Catatan rahasia Joe Biden untuk panggilan telepon dari PM Inggris ditemukan di lemari kantor biasa

Mantan pembantu Biden menggambarkan bagaimana pengepakan dokumen dilakukan dengan tergesa-gesa ketika masa jabatan wakil presidennya berakhir pada 20 Januari 2017.

Itu berlangsung hingga larut malam saat dia mengejar jadwal yang sibuk, termasuk perjalanan dalam beberapa hari terakhir ke Ukraina dan Swiss, dan panggilan telepon dengan sejumlah pemimpin.

Ada tiga kantor yang harus ditutup di Gedung Putih, gedung kantor pemerintah di sebelahnya, dan di kediaman resminya di sebelah Kedutaan Besar Inggris.

Departemen Kehakiman dilaporkan telah mewawancarai beberapa orang, termasuk Kathy Chung, asisten eksekutif Biden saat itu.

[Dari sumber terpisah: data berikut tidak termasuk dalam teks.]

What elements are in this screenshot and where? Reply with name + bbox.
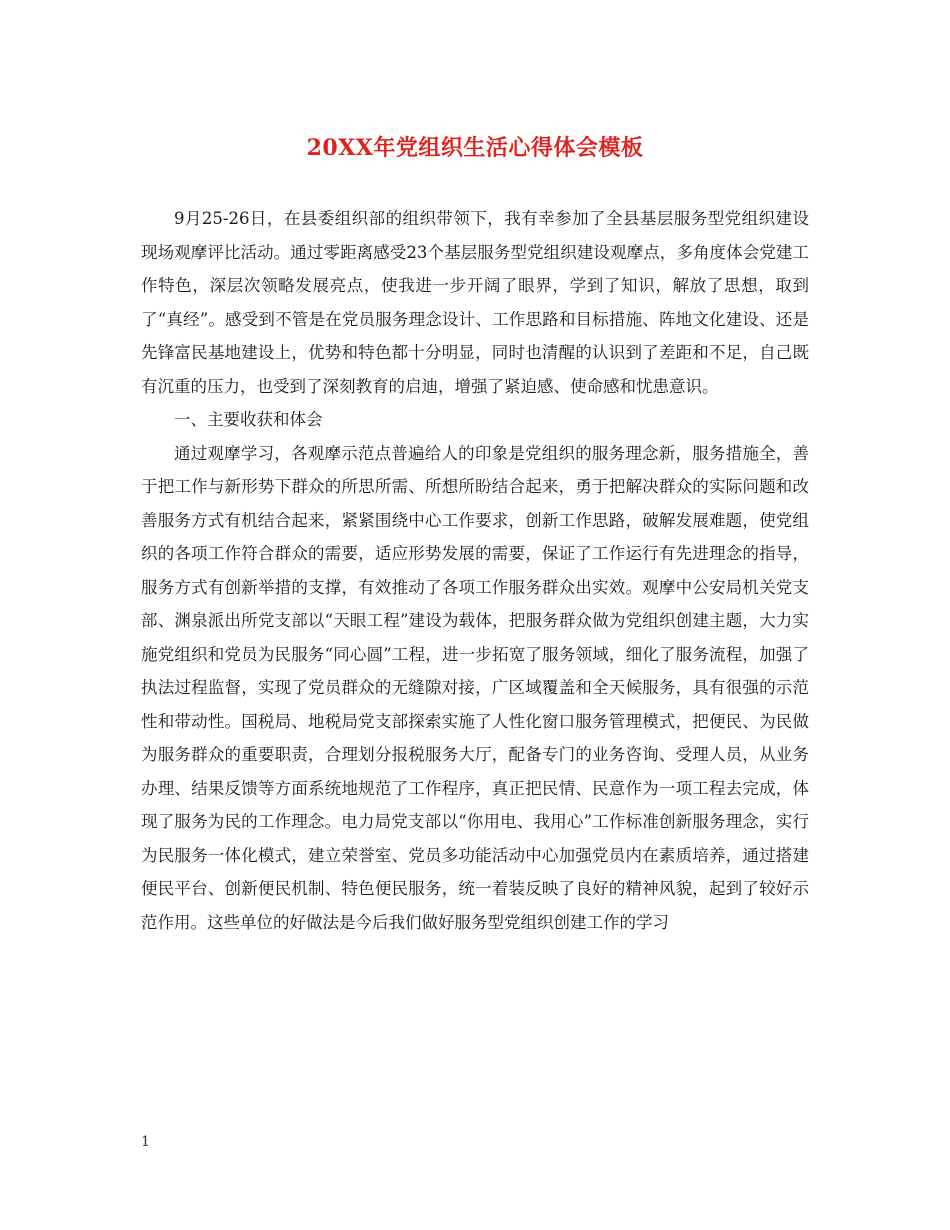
- page-title: 20XX年党组织生活心得体会模板: [306, 135, 644, 161]
- document-body: [141, 202, 809, 939]
- page-number: 1: [141, 1134, 150, 1150]
- section-heading: 一、主要收获和体会: [174, 410, 323, 429]
- body-paragraph: 通过观摩学习，各观摩示范点普遍给人的印象是党组织的服务理念新，服务措施全，善于把工作与新形势下群众的所思所需、所想所盼结合起来，勇于把解决群众的实际问题和改善服务方式有机结合起来，紧紧围绕中心工作要求，创新工作思路，破解发展难题，使党组织的各项工作符合群众的需要，适应形势发展的需要，保证了工作运行有先进理念的指导，服务方式有创新举措的支撑，有效推动了各项工作服务群众出实效。观摩中公安局机关党支部、渊泉派出所党支部以“天眼工程”建设为载体，把服务群众做为党组织创建主题，大力实施党组织和党员为民服务“同心圆”工程，进一步拓宽了服务领域，细化了服务流程，加强了执法过程监督，实现了党员群众的无缝隙对接，广区域覆盖和全天候服务，具有很强的示范性和带动性。国税局、地税局党支部探索实施了人性化窗口服务管理模式，把便民、为民做为服务群众的重要职责，合理划分报税服务大厅，配备专门的业务咨询、受理人员，从业务办理、结果反馈等方面系统地规范了工作程序，真正把民情、民意作为一项工程去完成，体现了服务为民的工作理念。电力局党支部以“你用电、我用心”工作标准创新服务理念，实行为民服务一体化模式，建立荣誉室、党员多功能活动中心加强党员内在素质培养，通过搭建便民平台、创新便民机制、特色便民服务，统一着装反映了良好的精神风貌，起到了较好示范作用。这些单位的好做法是今后我们做好服务型党组织创建工作的学习: [141, 443, 809, 932]
- intro-paragraph: 9月25-26日，在县委组织部的组织带领下，我有幸参加了全县基层服务型党组织建设现场观摩评比活动。通过零距离感受23个基层服务型党组织建设观摩点，多角度体会党建工作特色，深层次领略发展亮点，使我进一步开阔了眼界，学到了知识，解放了思想，取到了“真经”。感受到不管是在党员服务理念设计、工作思路和目标措施、阵地文化建设、还是先锋富民基地建设上，优势和特色都十分明显，同时也清醒的认识到了差距和不足，自己既有沉重的压力，也受到了深刻教育的启迪，增强了紧迫感、使命感和忧患意识。: [141, 209, 809, 396]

Mantan ajudan mengatakan pengepakan dokumen resmi dan barang pribadi Mr Biden dilakukan oleh staf junior.

Mr Garland mengatakan Mr Hur akan meninjau “apakah seseorang atau entitas telah melanggar hukum”. Bisa jadi Undang-Undang Catatan Kepresidenan, atau berpotensi Undang-Undang Spionase jika ada niat atau “kelalaian besar”.

Gedung Putih mengatakan dokumen-dokumen itu “secara tidak sengaja salah tempat” dan itu adalah “kesalahan”.

Biden mengatakan dia tidak menyadari bahwa mereka memilikinya.

Mr Garland telah menunjuk Jack Smith, seorang penasihat khusus, untuk memimpin penyelidikan terhadap Donald Trump setelah dokumen rahasia dari masanya sebagai presiden ditemukan di rumahnya di Florida.

Tuan Biden menghadapi risiko hukum yang lebih sedikit daripada Tuan Trump karena Departemen Kehakiman memiliki kebijakan untuk tidak mengajukan tuntutan pidana terhadap presiden yang sedang menjabat.

Namun, skandal itu akan melampaui skandal Tuan Biden rencana peluncuran kampanye pemilihan ulang dalam minggu-minggu berikutnya.

READ  Palm Springs: Kota California menghadapi rekor panas | Berita AS

Tinggalkan Balasan

Alamat email Anda tidak akan dipublikasikan.